Can data rebuild investors’ confidence in Spanish property?

Seseña, located south of Madrid, became a ghost town after the Spanish property bubble burst. Photograph: Jasper Juinen/Getty Images

One company is using open data published by the government to help foreign buyers make savvier decisions about what and where to buy

 

The first time Lawrence Wood visited Lanzarote the Spanish dictator Francisco Franco was still in power. In 1968, the Spanish island represented a different proposition to investors.

“A former employer was renovating an old camel stable in La Asomada,” recalls Wood, who instantly fell in love with the island. His old boss offered to sell him a patch of the land, but it wasn’t until the early 1980s that he took him up on his offer and started building his future home.

Wood now considers the move the best decision he ever made, but readily admits that it was a huge financial gamble: “I got lucky.” Others have been less fortunate.

In 2008, the ripples from the US banking and subsequent housing crash were starting to be felt across the world as property prices tumbled. In Spain, Barcelona and the surrounding Catalonia region were one of the worst hit. Prices nosedived. By 2013, property values had nearly halved.
In the Valencia region prices fell drastically. Conor Wilde, managing director of property agent Found Valencia, says: “A lot of people lost a lot of money in the late 2000s. Some people went too far and invested too much.”

Wilde blames a lack of buyer understanding. Despite advice to the contrary from agents, he says, many buyers ploughed money into properties and regions without knowing enough about the market.

This supposed dearth of local knowledge for overseas property investors is an underlying reason why one company decided to explore the use of Spanish government open data to help its users make more informed purchasing decisions. That’s its mission statement anyway.

Kyero has been helping its customers sell Spanish property online since 2003. It has been referred to as the Rightmove of Spain although Rightmove itself has recently set up shop in the region to compete. The decision to investigate Spanish open data was driven not so much by the data itself but, says the company’s CEO and founder Martin Dell, to solve a consistent problem.

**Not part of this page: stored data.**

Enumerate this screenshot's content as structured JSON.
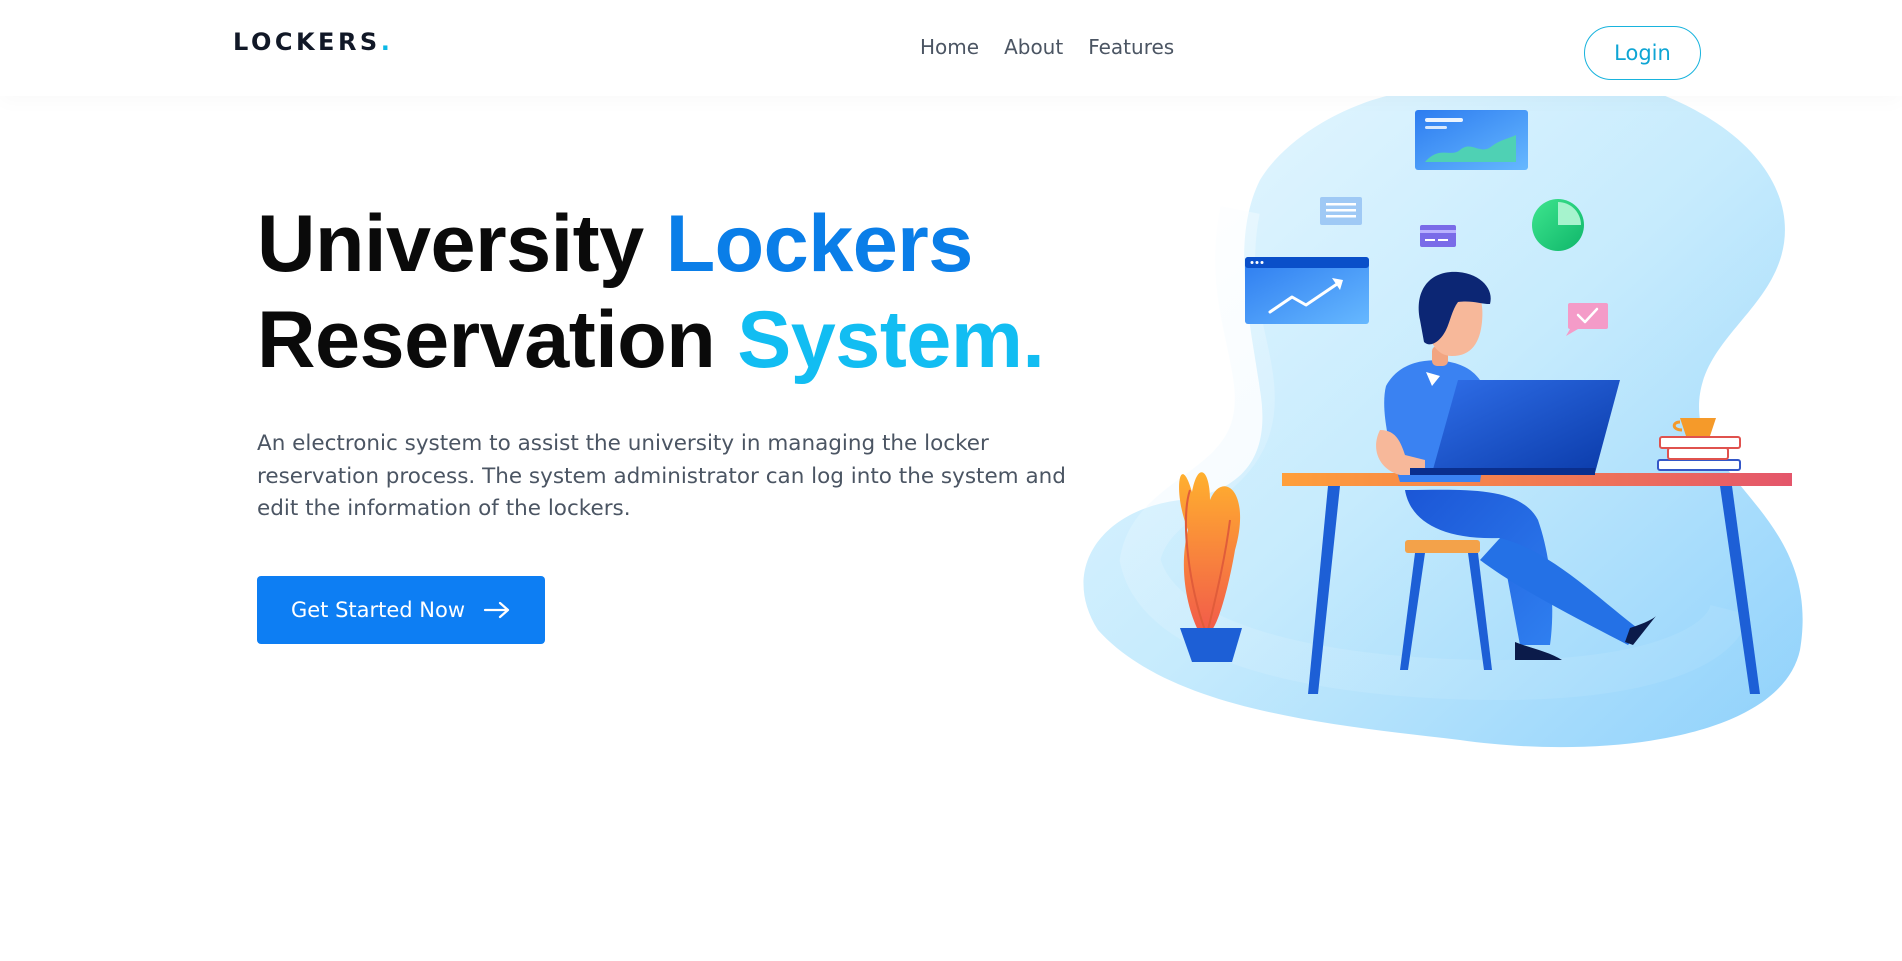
{
  "header": {
    "logo_text": "LOCKERS",
    "logo_dot": ".",
    "nav": [
      {
        "label": "Home"
      },
      {
        "label": "About"
      },
      {
        "label": "Features"
      }
    ],
    "login_label": "Login"
  },
  "hero": {
    "title_line1_black": "University ",
    "title_line1_accent": "Lockers",
    "title_line2_black": "Reservation ",
    "title_line2_accent": "System.",
    "description": "An electronic system to assist the university in managing the locker reservation process. The system administrator can log into the system and edit the information of the lockers.",
    "cta_label": "Get Started Now",
    "cta_icon": "arrow-right-icon"
  },
  "illustration": {
    "subject": "person-working-at-laptop-illustration"
  },
  "colors": {
    "primary": "#0d7ef3",
    "accent_blue": "#0a7ee8",
    "accent_cyan": "#12bdf2",
    "login_border": "#18b3dd",
    "text_dark": "#0a0a0a",
    "text_muted": "#4b5563"
  }
}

“The Spanish property market is heavily reliant on foreign buyers, and if you were to paint a statistically typical picture of those buyers, they’d be a married couple in their 50s whose dream is to spend their latter years in the sun,” says Dell. “While this is great, it is also this demographic that tends to take the most risk with investments.”

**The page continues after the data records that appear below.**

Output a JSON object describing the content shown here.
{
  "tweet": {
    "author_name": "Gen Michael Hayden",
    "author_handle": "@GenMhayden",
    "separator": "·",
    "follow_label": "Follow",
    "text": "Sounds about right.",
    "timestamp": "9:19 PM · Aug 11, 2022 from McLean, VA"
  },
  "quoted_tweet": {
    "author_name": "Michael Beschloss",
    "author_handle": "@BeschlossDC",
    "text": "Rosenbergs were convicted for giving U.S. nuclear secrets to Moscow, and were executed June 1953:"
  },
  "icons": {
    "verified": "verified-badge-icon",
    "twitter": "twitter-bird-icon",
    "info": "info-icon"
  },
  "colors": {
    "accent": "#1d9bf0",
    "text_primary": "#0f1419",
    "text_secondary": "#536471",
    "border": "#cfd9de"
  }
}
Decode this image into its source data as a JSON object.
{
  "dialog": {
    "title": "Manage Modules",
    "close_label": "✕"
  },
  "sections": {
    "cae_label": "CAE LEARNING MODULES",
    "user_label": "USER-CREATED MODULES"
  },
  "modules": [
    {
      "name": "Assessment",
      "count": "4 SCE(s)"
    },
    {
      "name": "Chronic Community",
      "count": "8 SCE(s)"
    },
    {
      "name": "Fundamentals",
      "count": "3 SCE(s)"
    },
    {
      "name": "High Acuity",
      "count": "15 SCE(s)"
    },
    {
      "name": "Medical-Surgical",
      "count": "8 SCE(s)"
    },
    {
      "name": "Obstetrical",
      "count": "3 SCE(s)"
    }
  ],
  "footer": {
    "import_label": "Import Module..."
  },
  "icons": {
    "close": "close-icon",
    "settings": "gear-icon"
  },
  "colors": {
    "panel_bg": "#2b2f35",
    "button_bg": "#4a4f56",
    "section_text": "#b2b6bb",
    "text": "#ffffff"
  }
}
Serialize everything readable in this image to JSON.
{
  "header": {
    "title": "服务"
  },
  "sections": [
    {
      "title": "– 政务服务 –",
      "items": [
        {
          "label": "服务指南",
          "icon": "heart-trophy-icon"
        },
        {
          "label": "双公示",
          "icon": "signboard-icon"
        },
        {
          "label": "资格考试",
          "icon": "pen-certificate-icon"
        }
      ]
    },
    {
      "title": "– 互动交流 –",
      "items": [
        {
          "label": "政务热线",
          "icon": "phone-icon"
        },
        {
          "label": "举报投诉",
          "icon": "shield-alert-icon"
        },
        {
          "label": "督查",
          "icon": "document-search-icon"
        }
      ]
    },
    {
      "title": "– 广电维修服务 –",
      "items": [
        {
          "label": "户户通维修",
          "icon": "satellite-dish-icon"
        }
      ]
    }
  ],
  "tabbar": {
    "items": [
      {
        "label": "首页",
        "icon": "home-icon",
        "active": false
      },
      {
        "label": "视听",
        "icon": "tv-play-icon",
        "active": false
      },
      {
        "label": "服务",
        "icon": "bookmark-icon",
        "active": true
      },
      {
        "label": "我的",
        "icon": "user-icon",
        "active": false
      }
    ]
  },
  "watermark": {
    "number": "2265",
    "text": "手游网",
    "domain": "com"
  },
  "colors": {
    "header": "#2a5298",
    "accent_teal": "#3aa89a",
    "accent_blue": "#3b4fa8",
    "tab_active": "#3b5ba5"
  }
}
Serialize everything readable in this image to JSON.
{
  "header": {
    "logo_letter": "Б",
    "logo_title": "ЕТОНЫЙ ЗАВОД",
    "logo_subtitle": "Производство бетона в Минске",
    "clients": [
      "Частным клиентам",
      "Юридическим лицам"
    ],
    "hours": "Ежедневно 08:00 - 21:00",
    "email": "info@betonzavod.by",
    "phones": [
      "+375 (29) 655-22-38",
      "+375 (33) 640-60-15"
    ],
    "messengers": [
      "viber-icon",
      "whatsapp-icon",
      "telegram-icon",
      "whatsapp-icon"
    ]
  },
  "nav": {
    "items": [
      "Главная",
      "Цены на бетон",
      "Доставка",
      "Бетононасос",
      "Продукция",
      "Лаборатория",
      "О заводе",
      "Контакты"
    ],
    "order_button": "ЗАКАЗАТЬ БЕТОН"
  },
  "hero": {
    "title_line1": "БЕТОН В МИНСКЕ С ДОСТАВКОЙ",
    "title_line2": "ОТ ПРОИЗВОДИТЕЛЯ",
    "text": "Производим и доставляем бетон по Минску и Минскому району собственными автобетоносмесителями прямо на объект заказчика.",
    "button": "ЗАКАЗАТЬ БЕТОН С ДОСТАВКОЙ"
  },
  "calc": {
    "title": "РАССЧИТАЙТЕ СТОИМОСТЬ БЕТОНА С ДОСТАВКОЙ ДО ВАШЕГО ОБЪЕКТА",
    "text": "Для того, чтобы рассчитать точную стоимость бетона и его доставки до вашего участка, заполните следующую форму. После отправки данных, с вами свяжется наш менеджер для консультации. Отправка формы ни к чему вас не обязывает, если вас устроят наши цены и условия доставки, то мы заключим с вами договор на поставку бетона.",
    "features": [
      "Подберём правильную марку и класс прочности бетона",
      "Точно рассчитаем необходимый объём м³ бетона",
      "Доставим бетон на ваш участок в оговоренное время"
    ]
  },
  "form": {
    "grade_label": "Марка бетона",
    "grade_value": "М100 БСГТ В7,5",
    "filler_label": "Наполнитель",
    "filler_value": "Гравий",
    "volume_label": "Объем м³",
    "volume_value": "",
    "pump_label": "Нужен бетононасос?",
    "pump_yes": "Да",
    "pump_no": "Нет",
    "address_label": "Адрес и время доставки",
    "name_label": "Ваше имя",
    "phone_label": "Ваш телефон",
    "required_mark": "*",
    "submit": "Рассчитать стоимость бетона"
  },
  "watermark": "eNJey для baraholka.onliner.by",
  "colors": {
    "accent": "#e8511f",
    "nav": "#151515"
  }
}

It was an ambitious project as not all data sets were easy to find or in a condition that was conducive to easy reading, says Richard Speigal, head of research at Kyero and architect of the Data.kyero.com site.

Spain started regularly publishing open data sets in 2013 and is now ranked 17th in the Global Open Data Index. It has a number of datasets published on sites such as the Instituto Nacional de Estadistica and Data.gob.es, but while inconsistencies have made the project challenging, Speigal says the data is improving quickly.

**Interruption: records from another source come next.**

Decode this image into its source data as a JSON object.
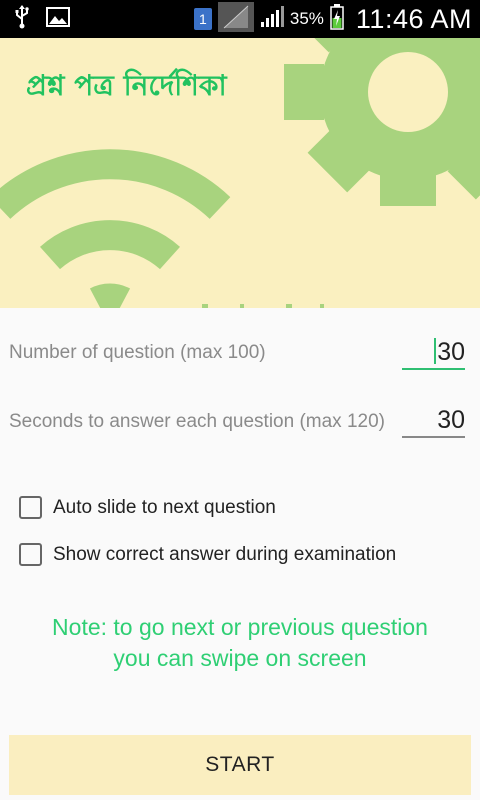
{
  "status_bar": {
    "sim_number": "1",
    "battery_percent": "35%",
    "time": "11:46 AM",
    "icons": [
      "usb-icon",
      "image-icon",
      "sim-icon",
      "no-signal-icon",
      "signal-icon",
      "battery-charging-icon"
    ]
  },
  "banner": {
    "title": "প্রশ্ন পত্র নির্দেশিকা",
    "background_color": "#faf0c0",
    "graphic_color": "#a8d37e",
    "icons": [
      "gear-icon",
      "wifi-icon"
    ]
  },
  "form": {
    "question_count": {
      "label": "Number of question (max 100)",
      "value": "30"
    },
    "seconds_per_question": {
      "label": "Seconds to answer each question (max 120)",
      "value": "30"
    },
    "options": [
      {
        "label": "Auto slide to next question",
        "checked": false
      },
      {
        "label": "Show correct answer during examination",
        "checked": false
      }
    ]
  },
  "note": {
    "line1": "Note: to go next or previous question",
    "line2": "you can swipe on screen"
  },
  "start_button": {
    "label": "START"
  },
  "colors": {
    "accent": "#2fbf72",
    "button_bg": "#faeec0"
  }
}
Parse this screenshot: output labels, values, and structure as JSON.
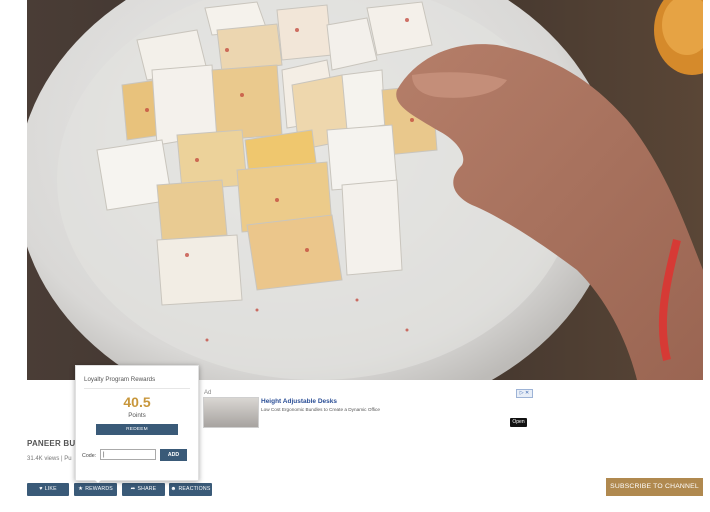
{
  "video": {
    "title": "PANEER BUT",
    "meta": "31.4K views | Pu"
  },
  "ad": {
    "label": "Ad",
    "title": "Height Adjustable Desks",
    "description": "Low Cost Ergonomic Bundles to Create a Dynamic Office",
    "choice_label": "▷ ✕",
    "open_label": "Open"
  },
  "popup": {
    "title": "Loyalty Program Rewards",
    "points_value": "40.5",
    "points_label": "Points",
    "redeem_label": "REDEEM",
    "code_label": "Code:",
    "code_value": "|",
    "add_label": "ADD"
  },
  "actions": {
    "like": {
      "icon": "♥",
      "label": "LIKE"
    },
    "rewards": {
      "icon": "★",
      "label": "REWARDS"
    },
    "share": {
      "icon": "➦",
      "label": "SHARE"
    },
    "reactions": {
      "icon": "☻",
      "label": "REACTIONS"
    }
  },
  "subscribe_label": "SUBSCRIBE TO CHANNEL",
  "colors": {
    "button_bg": "#3a5a78",
    "subscribe_bg": "#b0894f",
    "points_accent": "#c8973c"
  }
}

“We’ve now pulled in registrar transaction volumes, mortgage lending and the house price index as core data, and have added unemployment as a proxy for local economic strength,” he says. “There’s more to come too. Airport arrival data is a proxy for sentiment, and we also have bathing water quality to show the best beaches. We just keep lifting stuff when it answers a question.”

So what impact is this having if any? The data site only went live towards the end of last year but Wilde is convinced it can only improve business.

“Buyers will be better educated about pricing and areas they can and cannot afford,” he says. “It won’t speed up the sales process but it could make buyers more realistic.”

It could also help to kick-start unfinished building projects if demand returns to pre-2007 levels, he adds, because the data could help identify up-and-coming areas where prices are low but land is ripe for longer-term investment. Although Wilde says there are still a lot of half-built properties around there is certainly optimism in the region, as overseas buyers, particularly from the UK are returning to the country – purchases by overseas buyers accounted for 18.41% of all transactions in Spain in the second quarter of 2015, according to Kyero.

So what next for the data? Speigal says that the company has been approached by a number of agents to produce data cards for specific areas or regions. The company is also working on making the data simpler to understand and helping local businesses improve their chances of sales.

While open data will not rescue this market from its deep recession and safeguard it from future crashes, it could prove to be a catalyst for a revival. Wilde and Speigal both accept that confidence needs rebuilding in Spain and this sort of information could be vital.

Santos Gonzalez, president of Asociación Hipotecaria Española (AHE), Spain’s national mortgage association, agrees.

“The more information available and the more transparent the markets, the better informed buyers will be,” he says.

Peter Robinson, CEO of the Association of International Property Professionals, adds that as long as the data is easily accessible it “can only help in bolstering the rising levels of consumer confidence we are seeing in the overseas property market”.

He says that the provision of accurate and more in-depth property data can only be a good thing, but is it enough to stop what he refers to as cavalier buyers who consistently “check their brains in at the airport”? It’s still early days but that’s surely the biggest challenge for open data and companies such as Kyero.